Сам о. Илиодор назвал эту просьбу о том, чтобы «изгнать из православного города православного священника», — «циничной», а сотрудник «Саратовского листка» недоумевал: «Я бы спросил прежде всего царицынских горожан: а почему вы, господа, молчали два года? … Приходится думать, что вы могли терпеть всю распущенность монаха, пока он не трогал лично вас…».
Губернатор был вынужден опротестовать постановление думы как незаконное: деятельность о. Илиодора и его перевод из Царицына думу не касаются. Губернское присутствие отменило постановление (25.VI), и 2.VII вопрос вернулся на думскую повестку. Дума вернулась к запасному варианту, с самого начала предлагавшемуся рядом гласных: «ходатайствовать пред саратовским губернатором об ограждении гласных Думы от оскорбительных и бранных выражений иеромонаха Илиодора, допускаемых им в публичных речах».
Вернувшись в Царицын, о. Илиодор узнал о скандале, вызванном его последней проповедью. И в ближайшее воскресенье вновь вернулся к ней, указывая, что она была искажена газетами. Он-де не называл гласных безбожниками. Он назвал их и опять называет «сознательными негодяями или необразованными невеждами». Так же искажены его слова о напудренной и нарумяненной Максимовой: «набеленная или начерненная она была, и чем она, белилами или дегтем, мазалась — это не мое дело». Но такое разъяснение, граничащее с новым оскорблением, лишь усугубило положение проповедника.
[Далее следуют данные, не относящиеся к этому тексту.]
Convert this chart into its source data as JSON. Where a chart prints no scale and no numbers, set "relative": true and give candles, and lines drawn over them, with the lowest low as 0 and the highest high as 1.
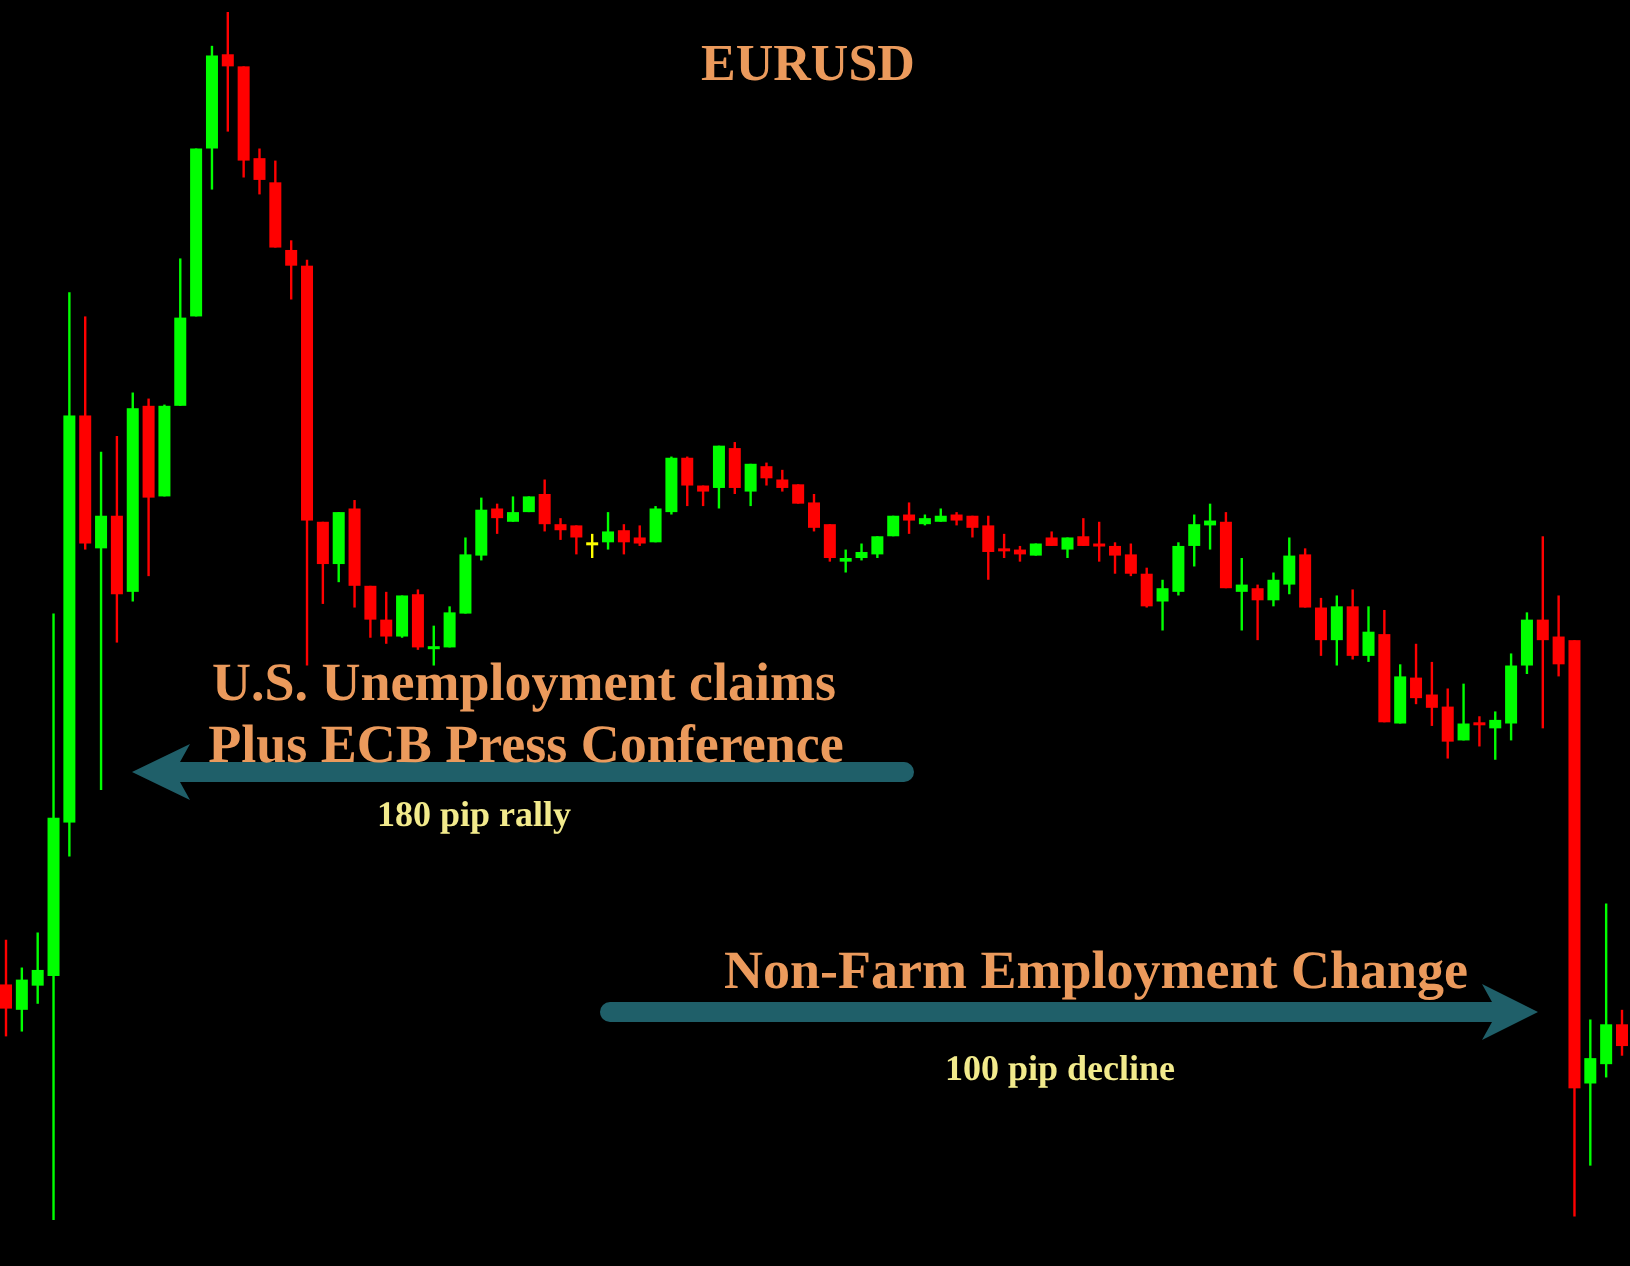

Саратовское совещание (11–13.V)
На Пасху Григорий вместо Царицына доехал лишь до Саратова. Сюда же, проездом в Среднюю Азию, прибыл прот. Восторгов со своим помощником свящ. Васильевым. Все трое остановились в архиерейских покоях. Преосвященный вызвал в Саратов и о. Илиодора, который выехал пароходом 10.V и прибыл, вероятно, на следующий день. Затем состоялось таинственное совещание всех собравшихся при участии бывшего ректора Саратовской духовной семинарии, ныне епископа Аксайского Гермогена (Максимова).